When asked about due diligence, real estate representative Sébastien Rohner of Gérofinance Dunand said agents simply assure that buyers have funds to purchase properties, and that “it was up to the banks to check if the client has money in Russia, or elsewhere… and to check the provenance of the funds”.

Another independent estate agent, who asked not to be named, agreed, saying they are not concerned “at all” with the sourcing of funds.

“It’s the notaries and the banks who put together the acts and check the funds. That is out of our responsibility,” she said. “We just connect people and find the right house and eventually a bank and a lawyer, if needed.”

The agent, talking about the sale of a house to the family of the youngest daughter of the Uzbek head of state, said that the sale was “so straightforward”, as “they had a permit and the money was here”. The property had been valued at $46 million.

Jean-Luc Ducret, a Geneva notary specialising in property, said that in application of federal law, notaries should investigate whether the buyer or his family have other properties in Switzerland, intends to live in the property, and has funds. However occasionally, “people are rather cunning to misinterpret the law without the notaries realising”.

Monfrini lamented that while financial intermediaries involved in real estate transactions are bound by know-your-client (KYC) rules, assuring checks on the source of money, penalties for not abiding by them are relatively minor.

Even if they have to pay between CHF100,000 and CHF1 million, this pales in comparison with the millions they pay for the property and fees related to the purchase. “Who cares about one million?” he said.

But the Geneva lawyer tempered his statements about the capacity for potentially shady property sales, saying that compared to other countries, including France, “known to be rather lenient to African heads of state”,

Switzerland may not be the easiest place for those interested in laundering money, given legal restrictions.

“Unlike in the past, Monfrini believes PEPs have taken to laundering more of their funds in their own countries, as in Tunisia, where the family of deposed president Zine el-Abidine Ben Ali forced locals to sell properties and businesses to them at low prices.

When it comes to non-residents hiding assets - including property - for tax evasion, Monfrini said that with “the growing capacities of foreign countries to request the help of Switzerland to [reveal] bank accounts to those foreign authorities”, payments can then easily be tracked to property purchases.

“Safe bet”

The notary, Ducret, said that according to current negotiations between Switzerland and France on the exchange of financial information, French authorities should, in the future, be able to ask cantonal authorities if a French citizen is the owner of property.

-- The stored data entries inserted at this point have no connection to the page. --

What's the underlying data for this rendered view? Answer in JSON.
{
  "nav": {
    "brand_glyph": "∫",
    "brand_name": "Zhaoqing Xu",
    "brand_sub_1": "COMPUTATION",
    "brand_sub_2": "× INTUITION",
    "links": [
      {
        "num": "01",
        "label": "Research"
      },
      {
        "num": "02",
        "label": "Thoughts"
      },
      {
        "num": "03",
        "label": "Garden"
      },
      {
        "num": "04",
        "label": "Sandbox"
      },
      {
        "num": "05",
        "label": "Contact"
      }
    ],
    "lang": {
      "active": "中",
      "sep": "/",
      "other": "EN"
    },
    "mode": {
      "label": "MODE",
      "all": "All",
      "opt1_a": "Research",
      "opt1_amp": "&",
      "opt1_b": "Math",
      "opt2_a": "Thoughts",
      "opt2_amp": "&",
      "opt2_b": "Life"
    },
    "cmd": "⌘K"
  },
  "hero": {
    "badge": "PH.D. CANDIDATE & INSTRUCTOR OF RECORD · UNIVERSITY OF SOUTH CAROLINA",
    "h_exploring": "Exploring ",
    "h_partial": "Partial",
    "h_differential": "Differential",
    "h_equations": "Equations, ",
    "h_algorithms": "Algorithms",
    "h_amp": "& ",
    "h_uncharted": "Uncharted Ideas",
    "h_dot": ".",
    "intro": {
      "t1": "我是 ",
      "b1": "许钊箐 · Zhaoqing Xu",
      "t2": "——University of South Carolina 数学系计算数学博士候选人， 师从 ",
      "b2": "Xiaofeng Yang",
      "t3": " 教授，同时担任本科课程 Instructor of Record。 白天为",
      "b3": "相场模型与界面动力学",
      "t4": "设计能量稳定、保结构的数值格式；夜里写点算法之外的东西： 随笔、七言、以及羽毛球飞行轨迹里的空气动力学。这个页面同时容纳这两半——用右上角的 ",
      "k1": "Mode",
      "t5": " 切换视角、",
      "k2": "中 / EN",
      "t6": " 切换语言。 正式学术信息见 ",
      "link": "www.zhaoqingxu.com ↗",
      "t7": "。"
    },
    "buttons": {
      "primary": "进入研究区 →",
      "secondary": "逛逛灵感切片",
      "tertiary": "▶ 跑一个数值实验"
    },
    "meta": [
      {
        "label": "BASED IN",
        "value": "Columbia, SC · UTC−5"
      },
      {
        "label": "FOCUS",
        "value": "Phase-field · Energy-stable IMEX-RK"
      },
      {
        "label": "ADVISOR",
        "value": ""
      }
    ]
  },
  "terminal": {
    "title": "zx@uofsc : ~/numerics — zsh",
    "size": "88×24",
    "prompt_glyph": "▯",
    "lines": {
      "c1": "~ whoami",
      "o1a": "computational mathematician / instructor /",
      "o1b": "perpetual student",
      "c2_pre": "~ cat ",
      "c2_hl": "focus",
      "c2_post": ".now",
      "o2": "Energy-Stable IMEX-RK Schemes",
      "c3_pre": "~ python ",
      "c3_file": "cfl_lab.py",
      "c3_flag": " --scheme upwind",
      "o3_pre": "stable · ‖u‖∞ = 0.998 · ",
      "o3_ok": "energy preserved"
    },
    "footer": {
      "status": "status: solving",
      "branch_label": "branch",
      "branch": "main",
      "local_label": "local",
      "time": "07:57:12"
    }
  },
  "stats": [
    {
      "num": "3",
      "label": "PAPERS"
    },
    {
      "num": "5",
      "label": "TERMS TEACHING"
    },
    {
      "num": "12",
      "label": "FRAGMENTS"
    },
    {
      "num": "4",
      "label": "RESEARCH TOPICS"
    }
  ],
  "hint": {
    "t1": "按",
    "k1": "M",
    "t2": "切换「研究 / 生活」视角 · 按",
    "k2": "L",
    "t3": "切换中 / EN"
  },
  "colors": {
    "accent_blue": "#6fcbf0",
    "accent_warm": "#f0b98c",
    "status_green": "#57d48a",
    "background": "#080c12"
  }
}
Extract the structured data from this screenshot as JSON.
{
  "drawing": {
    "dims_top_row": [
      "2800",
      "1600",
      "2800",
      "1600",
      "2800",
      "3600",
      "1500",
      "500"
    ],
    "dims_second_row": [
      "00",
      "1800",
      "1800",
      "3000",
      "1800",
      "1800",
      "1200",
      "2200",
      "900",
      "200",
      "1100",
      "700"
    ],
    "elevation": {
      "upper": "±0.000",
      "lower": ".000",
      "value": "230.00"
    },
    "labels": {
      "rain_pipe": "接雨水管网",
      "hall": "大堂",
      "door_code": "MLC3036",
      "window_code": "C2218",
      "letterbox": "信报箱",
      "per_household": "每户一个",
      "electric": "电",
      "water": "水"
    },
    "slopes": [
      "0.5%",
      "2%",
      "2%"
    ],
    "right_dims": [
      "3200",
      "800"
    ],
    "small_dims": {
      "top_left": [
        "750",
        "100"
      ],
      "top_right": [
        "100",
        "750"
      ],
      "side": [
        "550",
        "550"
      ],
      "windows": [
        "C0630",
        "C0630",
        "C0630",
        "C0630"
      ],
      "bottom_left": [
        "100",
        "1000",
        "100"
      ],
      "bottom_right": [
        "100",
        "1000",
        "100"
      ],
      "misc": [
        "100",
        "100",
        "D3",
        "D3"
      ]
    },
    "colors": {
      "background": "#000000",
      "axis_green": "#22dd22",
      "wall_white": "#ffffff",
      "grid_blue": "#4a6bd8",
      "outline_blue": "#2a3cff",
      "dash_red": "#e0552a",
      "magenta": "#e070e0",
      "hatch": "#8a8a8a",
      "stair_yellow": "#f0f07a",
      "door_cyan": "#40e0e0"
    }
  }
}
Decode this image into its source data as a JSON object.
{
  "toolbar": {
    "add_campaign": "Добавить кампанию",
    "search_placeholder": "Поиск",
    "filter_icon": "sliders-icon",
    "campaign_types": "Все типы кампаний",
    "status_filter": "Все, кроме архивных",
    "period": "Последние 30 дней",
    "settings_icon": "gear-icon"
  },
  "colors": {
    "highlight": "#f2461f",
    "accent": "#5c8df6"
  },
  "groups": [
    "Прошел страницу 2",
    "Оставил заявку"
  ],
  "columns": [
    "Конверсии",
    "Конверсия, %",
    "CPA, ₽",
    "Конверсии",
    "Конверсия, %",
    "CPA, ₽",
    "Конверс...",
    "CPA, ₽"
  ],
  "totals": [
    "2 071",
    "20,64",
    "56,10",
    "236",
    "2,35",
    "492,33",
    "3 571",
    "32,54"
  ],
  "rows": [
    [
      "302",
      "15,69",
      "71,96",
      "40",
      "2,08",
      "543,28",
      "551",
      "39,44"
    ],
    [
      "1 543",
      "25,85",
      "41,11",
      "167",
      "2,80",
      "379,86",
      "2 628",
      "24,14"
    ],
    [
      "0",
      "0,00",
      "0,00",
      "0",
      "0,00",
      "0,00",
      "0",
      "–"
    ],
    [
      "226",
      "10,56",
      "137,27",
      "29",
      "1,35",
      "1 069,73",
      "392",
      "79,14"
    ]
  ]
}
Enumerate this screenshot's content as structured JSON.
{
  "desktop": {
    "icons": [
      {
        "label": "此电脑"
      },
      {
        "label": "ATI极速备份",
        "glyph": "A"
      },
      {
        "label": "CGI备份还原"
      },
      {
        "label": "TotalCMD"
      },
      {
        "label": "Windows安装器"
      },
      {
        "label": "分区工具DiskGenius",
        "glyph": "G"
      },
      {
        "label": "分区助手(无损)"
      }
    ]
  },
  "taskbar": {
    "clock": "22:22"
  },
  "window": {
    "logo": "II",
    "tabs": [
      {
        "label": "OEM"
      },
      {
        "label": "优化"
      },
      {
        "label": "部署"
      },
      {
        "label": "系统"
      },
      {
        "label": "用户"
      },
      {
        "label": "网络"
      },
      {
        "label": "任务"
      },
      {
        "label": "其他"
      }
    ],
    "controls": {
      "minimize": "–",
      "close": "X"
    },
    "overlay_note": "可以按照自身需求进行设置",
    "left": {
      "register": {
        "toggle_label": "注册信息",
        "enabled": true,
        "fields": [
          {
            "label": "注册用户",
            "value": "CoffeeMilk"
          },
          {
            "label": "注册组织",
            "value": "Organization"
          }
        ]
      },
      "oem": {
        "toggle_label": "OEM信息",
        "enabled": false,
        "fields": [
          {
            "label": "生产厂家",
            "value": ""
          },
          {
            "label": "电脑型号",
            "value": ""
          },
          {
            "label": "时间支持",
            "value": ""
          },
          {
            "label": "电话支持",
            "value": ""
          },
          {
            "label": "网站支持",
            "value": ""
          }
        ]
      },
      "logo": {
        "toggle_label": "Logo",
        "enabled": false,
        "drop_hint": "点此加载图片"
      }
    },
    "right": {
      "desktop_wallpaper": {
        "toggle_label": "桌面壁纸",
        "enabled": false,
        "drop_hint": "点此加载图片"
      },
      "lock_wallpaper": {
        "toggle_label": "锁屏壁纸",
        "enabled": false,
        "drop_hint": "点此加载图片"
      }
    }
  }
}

However, Geneva’s cantonal government doesn’t see the situation changing yet.

Roland Godel, spokesman at the canton’s finance department, wrote in an email to, “Foreign residents owning property in Geneva, are only taxed (locally) on their property…. Recent developments which have been introduced to fight tax fraud have not impacted these obligations”.

Meanwhile, Christies’ Wrang-Widen said the often high sales prices of Swiss property could be justified, even if the way they are calculated is at times opaque and nebulous.

While some short-term adjustment, or “plateauing” is expected in prices, he believed, “in the long term, Switzerland is a safe bet – one of the safest bets people can make”.